…Cyprus example. Deposits continue to shrink (read: disappear from the country) in the country’s banking system. As the Wall Street Journal last week cited the European Commission as reporting [emphasis added],
the radical shake-up of the banking sector coupled with unprecedented restrictions on the movement of capital in and out of the tiny island have left it exposed to deep economic pitfalls.
Confidence in Cyprus’s banks has plunged after the bail-in of depositors, culminating in the gradual flight of deposits despite the government’s imposition of capital controls to stem the outflow[.]
Why? Not despite the government’s controls, but because of them. The Cypriot government
appropriate[ed] all uninsured deposits above €100,000 [$135,000] to pay for [Cyprus Popular Bank]’s resolution. The biggest bank, Bank of Cyprus, underwent a long, deep restructuring, during which 47.5% of uninsured deposits were blocked and then converted into shares in the new bank.
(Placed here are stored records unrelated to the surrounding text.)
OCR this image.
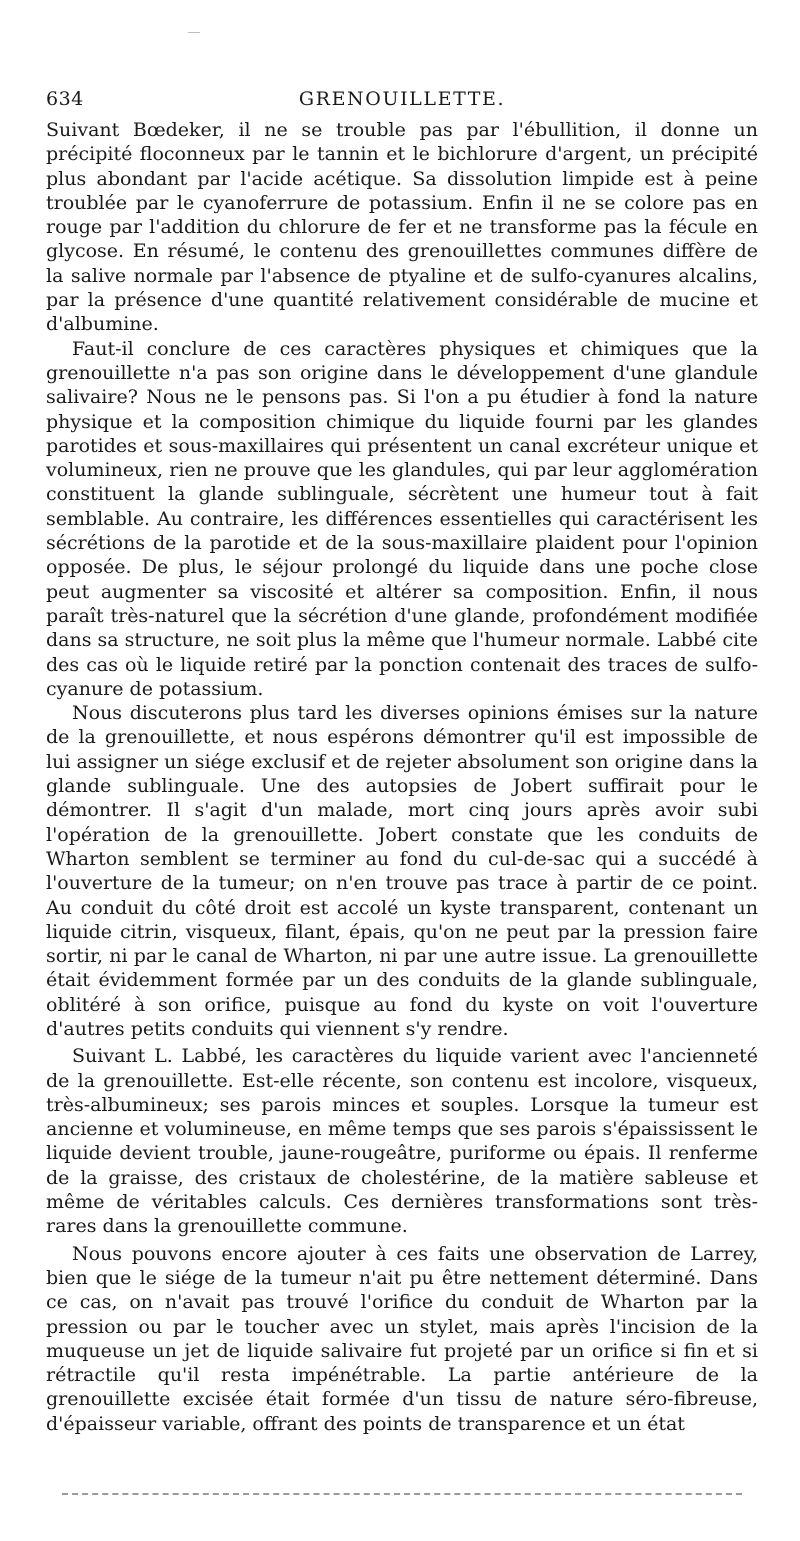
634	GRENOUILLETTE.

Suivant Bœdeker, il ne se trouble pas par l'ébullition, il donne un précipité floconneux par le tannin et le bichlorure d'argent, un précipité plus abondant par l'acide acétique. Sa dissolution limpide est à peine troublée par le cyanoferrure de potassium. Enfin il ne se colore pas en rouge par l'addition du chlorure de fer et ne transforme pas la fécule en glycose. En résumé, le contenu des grenouillettes communes diffère de la salive normale par l'absence de ptyaline et de sulfo-cyanures alcalins, par la présence d'une quantité relativement considérable de mucine et d'albumine.

Faut-il conclure de ces caractères physiques et chimiques que la grenouillette n'a pas son origine dans le développement d'une glandule salivaire? Nous ne le pensons pas. Si l'on a pu étudier à fond la nature physique et la composition chimique du liquide fourni par les glandes parotides et sous-maxillaires qui présentent un canal excréteur unique et volumineux, rien ne prouve que les glandules, qui par leur agglomération constituent la glande sublinguale, sécrètent une humeur tout à fait semblable. Au contraire, les différences essentielles qui caractérisent les sécrétions de la parotide et de la sous-maxillaire plaident pour l'opinion opposée. De plus, le séjour prolongé du liquide dans une poche close peut augmenter sa viscosité et altérer sa composition. Enfin, il nous paraît très-naturel que la sécrétion d'une glande, profondément modifiée dans sa structure, ne soit plus la même que l'humeur normale. Labbé cite des cas où le liquide retiré par la ponction contenait des traces de sulfo-cyanure de potassium.

Nous discuterons plus tard les diverses opinions émises sur la nature de la grenouillette, et nous espérons démontrer qu'il est impossible de lui assigner un siége exclusif et de rejeter absolument son origine dans la glande sublinguale. Une des autopsies de Jobert suffirait pour le démontrer. Il s'agit d'un malade, mort cinq jours après avoir subi l'opération de la grenouillette. Jobert constate que les conduits de Wharton semblent se terminer au fond du cul-de-sac qui a succédé à l'ouverture de la tumeur; on n'en trouve pas trace à partir de ce point. Au conduit du côté droit est accolé un kyste transparent, contenant un liquide citrin, visqueux, filant, épais, qu'on ne peut par la pression faire sortir, ni par le canal de Wharton, ni par une autre issue. La grenouillette était évidemment formée par un des conduits de la glande sublinguale, oblitéré à son orifice, puisque au fond du kyste on voit l'ouverture d'autres petits conduits qui viennent s'y rendre.

Suivant L. Labbé, les caractères du liquide varient avec l'ancienneté de la grenouillette. Est-elle récente, son contenu est incolore, visqueux, très-albumineux; ses parois minces et souples. Lorsque la tumeur est ancienne et volumineuse, en même temps que ses parois s'épaississent le liquide devient trouble, jaune-rougeâtre, puriforme ou épais. Il renferme de la graisse, des cristaux de cholestérine, de la matière sableuse et même de véritables calculs. Ces dernières transformations sont très-rares dans la grenouillette commune.

Nous pouvons encore ajouter à ces faits une observation de Larrey, bien que le siége de la tumeur n'ait pu être nettement déterminé. Dans ce cas, on n'avait pas trouvé l'orifice du conduit de Wharton par la pression ou par le toucher avec un stylet, mais après l'incision de la muqueuse un jet de liquide salivaire fut projeté par un orifice si fin et si rétractile qu'il resta impénétrable. La partie antérieure de la grenouillette excisée était formée d'un tissu de nature séro-fibreuse, d'épaisseur variable, offrant des points de transparence et un état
Whether the depositors wanted a slice of a failing bank or not. Whether that slice could be used to put food on a depositor’s table, or pay his rent, or not.
People found a way to get their money and get it out of the government’s reach. And now it’s hard to find money to loan, even to a willing borrower. Because there’s no money to lend to support business expansion, it’s hard to hire. Because there’s no money to lend to roll existing debt, bankruptcies occur, and jobs are lost. Because there’s no money to lend to cover the time gap between payouts due (e.g., existing debt or payroll) and money arriving (e.g., payments for goods sold), bankruptcies occur. And so on.
17% of the Cypriot workforce would be out of a job this year [reported the EC], up from an original projection of 15.5%, while unemployment will hit 19.6% in 2014, not 16.9% as previously thought.
The wages of government controls are lost jobs.